Il ajoute que les attaquants ont utilisé des drones « suicide » à vue à la première personne et que l’ATR a subi des dommages au nez, au milieu du fuselage et à la queue.
Le conseil affirme que « l’attaque délibérée contre une compagnie aérienne civile » qui assure des transports publics non militaires est un « crime de guerre » au regard du droit international.
« Les forces de sécurité mènent les opérations de sécurité nécessaires dans la zone », ajoute-t-il. « L’ensemble du public doit condamner l’attaque terroriste. »
Le conseil déclare qu’un NOTAM a été émis pour suspendre temporairement les opérations aériennes à l’aéroport de Myitkyina en raison de « dommages mineurs à l’aire de trafic de l’aéroport ».
« Des mesures urgentes sont prises pour garantir des opérations aériennes normales afin de faciliter les déplacements publics et la circulation des marchandises », ajoute le texte.
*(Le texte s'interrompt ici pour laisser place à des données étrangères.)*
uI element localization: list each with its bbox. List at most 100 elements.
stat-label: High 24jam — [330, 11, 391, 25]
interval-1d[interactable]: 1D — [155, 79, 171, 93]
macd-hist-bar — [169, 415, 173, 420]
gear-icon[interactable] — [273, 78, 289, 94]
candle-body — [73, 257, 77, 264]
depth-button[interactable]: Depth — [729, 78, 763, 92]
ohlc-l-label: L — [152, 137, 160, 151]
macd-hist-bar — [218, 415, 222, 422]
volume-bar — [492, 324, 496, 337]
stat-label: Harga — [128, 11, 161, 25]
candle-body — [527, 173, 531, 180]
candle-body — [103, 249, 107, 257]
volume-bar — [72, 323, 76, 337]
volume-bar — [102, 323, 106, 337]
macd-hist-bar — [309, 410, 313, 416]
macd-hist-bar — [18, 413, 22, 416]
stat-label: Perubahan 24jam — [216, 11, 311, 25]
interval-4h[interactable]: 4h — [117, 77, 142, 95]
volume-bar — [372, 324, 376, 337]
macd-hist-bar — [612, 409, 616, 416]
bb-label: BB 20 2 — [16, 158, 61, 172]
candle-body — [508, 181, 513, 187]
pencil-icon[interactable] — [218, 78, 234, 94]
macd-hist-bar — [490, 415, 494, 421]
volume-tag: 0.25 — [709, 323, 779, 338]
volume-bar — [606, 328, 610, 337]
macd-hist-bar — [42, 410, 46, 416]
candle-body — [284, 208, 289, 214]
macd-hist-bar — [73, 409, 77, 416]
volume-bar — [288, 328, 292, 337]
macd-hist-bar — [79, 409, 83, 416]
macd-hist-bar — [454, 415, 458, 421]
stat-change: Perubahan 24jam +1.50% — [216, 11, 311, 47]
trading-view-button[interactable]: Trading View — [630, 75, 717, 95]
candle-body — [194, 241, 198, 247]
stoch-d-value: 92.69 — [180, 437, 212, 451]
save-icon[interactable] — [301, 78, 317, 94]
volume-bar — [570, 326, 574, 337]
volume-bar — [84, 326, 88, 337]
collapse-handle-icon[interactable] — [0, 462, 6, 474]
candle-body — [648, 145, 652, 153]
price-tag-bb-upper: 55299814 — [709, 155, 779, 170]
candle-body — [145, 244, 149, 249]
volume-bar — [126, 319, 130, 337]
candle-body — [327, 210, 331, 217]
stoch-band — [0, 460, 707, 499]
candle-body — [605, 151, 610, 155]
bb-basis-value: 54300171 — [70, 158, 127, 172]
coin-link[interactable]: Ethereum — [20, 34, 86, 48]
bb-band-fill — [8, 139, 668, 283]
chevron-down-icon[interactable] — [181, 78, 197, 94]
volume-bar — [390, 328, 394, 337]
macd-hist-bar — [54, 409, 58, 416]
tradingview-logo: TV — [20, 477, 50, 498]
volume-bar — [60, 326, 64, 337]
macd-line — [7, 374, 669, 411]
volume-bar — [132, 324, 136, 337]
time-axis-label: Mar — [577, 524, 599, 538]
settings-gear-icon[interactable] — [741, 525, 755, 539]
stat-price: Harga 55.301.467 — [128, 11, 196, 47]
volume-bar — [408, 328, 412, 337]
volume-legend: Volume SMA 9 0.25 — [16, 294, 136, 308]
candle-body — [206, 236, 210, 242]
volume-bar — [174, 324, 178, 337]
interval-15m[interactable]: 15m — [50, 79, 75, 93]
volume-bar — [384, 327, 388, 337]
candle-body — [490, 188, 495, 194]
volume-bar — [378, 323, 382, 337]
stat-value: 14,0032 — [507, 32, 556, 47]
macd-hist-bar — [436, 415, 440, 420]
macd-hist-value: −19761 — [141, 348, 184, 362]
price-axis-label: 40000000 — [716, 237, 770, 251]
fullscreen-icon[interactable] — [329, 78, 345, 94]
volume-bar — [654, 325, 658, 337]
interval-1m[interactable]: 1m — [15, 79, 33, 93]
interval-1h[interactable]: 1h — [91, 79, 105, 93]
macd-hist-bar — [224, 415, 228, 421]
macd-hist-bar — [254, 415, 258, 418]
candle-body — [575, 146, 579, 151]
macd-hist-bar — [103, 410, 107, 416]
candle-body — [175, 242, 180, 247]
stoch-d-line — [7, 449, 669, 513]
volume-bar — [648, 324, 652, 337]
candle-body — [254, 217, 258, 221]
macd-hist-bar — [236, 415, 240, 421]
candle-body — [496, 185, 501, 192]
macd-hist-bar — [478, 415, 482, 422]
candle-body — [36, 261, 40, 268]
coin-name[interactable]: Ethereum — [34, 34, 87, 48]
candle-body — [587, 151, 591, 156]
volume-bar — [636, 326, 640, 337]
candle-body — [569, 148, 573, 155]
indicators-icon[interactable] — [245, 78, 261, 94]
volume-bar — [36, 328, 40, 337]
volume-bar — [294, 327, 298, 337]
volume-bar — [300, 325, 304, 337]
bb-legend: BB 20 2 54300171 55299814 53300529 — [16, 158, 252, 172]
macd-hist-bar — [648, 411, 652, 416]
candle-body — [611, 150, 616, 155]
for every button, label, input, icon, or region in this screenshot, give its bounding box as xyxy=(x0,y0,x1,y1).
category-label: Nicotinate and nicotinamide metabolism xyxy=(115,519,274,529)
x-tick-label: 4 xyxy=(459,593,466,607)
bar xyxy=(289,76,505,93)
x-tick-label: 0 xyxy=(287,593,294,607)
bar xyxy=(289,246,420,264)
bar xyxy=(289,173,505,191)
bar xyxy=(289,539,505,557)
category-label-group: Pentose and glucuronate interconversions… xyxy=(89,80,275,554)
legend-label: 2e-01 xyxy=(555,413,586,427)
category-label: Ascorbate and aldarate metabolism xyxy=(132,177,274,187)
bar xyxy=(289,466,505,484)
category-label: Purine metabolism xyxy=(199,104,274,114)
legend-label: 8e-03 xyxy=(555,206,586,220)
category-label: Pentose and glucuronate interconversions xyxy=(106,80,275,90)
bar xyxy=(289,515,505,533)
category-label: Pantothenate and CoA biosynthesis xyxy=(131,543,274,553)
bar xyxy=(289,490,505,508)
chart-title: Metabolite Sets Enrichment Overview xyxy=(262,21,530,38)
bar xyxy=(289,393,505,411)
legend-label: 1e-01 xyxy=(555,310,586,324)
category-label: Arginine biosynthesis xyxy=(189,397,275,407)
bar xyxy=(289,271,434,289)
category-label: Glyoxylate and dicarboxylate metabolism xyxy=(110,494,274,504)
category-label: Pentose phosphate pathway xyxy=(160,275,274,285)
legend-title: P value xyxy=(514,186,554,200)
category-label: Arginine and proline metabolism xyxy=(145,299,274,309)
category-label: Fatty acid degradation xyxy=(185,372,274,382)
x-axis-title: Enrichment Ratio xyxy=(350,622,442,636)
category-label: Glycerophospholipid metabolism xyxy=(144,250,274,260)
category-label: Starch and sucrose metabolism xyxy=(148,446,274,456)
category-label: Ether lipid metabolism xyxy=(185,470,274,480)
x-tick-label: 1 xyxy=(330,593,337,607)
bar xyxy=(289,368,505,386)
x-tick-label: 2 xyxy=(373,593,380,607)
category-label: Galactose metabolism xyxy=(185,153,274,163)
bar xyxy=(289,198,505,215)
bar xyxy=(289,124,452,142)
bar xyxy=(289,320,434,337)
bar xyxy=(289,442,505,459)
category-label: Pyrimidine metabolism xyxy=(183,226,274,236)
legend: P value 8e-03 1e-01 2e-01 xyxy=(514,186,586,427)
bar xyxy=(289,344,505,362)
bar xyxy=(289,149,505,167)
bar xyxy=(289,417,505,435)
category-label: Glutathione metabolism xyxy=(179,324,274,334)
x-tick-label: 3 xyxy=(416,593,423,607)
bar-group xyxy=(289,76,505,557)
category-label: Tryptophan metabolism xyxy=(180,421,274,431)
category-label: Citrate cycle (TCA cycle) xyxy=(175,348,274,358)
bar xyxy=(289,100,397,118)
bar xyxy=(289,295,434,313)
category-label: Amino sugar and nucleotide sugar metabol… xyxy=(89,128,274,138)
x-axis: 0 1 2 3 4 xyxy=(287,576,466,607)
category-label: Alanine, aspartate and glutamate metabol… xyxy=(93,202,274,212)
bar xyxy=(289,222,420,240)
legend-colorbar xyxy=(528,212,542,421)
Le bureau du commandant en chef des services de défense du Myanmar affirme qu’aucun passager ou membre d’équipage n’a été blessé lors de l’événement. Le bureau indique que la cellule impliquée est le XY-AMI, âgé de neuf ans.
Il accuse les PDF et la KIA d’avoir mené des attaques « aveugles et barbares » contre des infrastructures dans l’intention de « détruire le développement régional », leur reprochant une précédente attaque contre l’aéroport de Myitkyina le 12 février.